没有熟悉的青瓦屋檐,没有飘着槐花香的小院,头顶是灰蒙蒙的穹顶,锈迹斑斑的管道纵横交错,像裸露在外的血管,时不时滴下几滴深褐色的液体,砸在地面的铁皮上,发出“嗒、嗒”的声响。空气中弥漫着机油和铁锈混合的刺鼻气味,风从破损的墙缝里钻进来,带着金属冷却后的寒意,刮在脸上像小刀子。
“拾光,这是……”我扶着身边一截断成两截的机械臂,指尖触到冰冷粗糙的锈迹,才勉强稳住摇晃的身体。
拾光的界面在视网膜上展开,淡蓝色的光屏映得周围的锈铁更显暗沉:“第二卷世界:废土机械城,文明等级:后工业时代,生存环境:重度污染,任务目标:收集‘绝境共生’碎片,当前美好值:15%。”
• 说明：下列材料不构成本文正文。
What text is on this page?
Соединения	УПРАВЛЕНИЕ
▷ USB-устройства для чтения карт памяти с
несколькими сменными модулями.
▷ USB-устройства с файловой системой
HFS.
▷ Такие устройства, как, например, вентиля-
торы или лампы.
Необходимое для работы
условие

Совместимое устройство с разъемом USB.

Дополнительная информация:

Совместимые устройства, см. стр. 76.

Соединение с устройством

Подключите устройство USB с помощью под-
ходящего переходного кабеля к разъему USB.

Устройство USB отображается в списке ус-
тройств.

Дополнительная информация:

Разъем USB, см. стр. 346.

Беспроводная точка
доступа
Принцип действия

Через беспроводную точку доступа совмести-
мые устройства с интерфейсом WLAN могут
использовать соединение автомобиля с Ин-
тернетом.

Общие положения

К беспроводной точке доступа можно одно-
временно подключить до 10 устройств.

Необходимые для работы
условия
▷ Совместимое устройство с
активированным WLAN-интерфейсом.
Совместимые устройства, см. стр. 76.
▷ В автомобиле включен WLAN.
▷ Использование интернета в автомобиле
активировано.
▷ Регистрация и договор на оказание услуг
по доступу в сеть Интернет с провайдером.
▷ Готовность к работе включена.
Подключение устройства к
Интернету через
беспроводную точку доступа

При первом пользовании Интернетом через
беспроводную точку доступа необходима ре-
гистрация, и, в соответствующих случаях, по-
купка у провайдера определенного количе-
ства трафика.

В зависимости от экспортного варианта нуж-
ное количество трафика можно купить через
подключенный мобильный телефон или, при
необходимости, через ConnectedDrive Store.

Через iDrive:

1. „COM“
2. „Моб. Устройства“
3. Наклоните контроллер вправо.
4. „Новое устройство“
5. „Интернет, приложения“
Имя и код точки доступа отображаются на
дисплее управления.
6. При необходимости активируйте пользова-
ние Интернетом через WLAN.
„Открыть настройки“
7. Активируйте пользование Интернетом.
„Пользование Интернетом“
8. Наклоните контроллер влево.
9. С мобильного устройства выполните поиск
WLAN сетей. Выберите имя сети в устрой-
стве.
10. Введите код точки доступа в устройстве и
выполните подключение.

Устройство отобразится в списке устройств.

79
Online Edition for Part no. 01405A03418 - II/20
15%?我愣了一下,才反应过来是第一卷那些没来得及道别的牵挂,竟成了此刻唯一的暖意来源。
“咳、咳咳……”喉咙被污浊的空气呛得发紧,刚退下去的热度似乎又有抬头的趋势。我裹紧身上的旧外套——这还是陈奶奶硬塞给我的,说“出门在外,厚衣服总得备一件”,此刻倒成了抵御这机械城寒意的唯一屏障。
脚下的地面坑坑洼洼,嵌着不少碎玻璃和扭曲的铁丝。我小心翼翼地往前走,每一步都踩在生锈的铁皮上,发出“嘎吱”的呻吟,像是随时会塌陷。远处传来隐约的齿轮转动声,夹杂着某种生物嘶哑的嚎叫,听得人头皮发麻。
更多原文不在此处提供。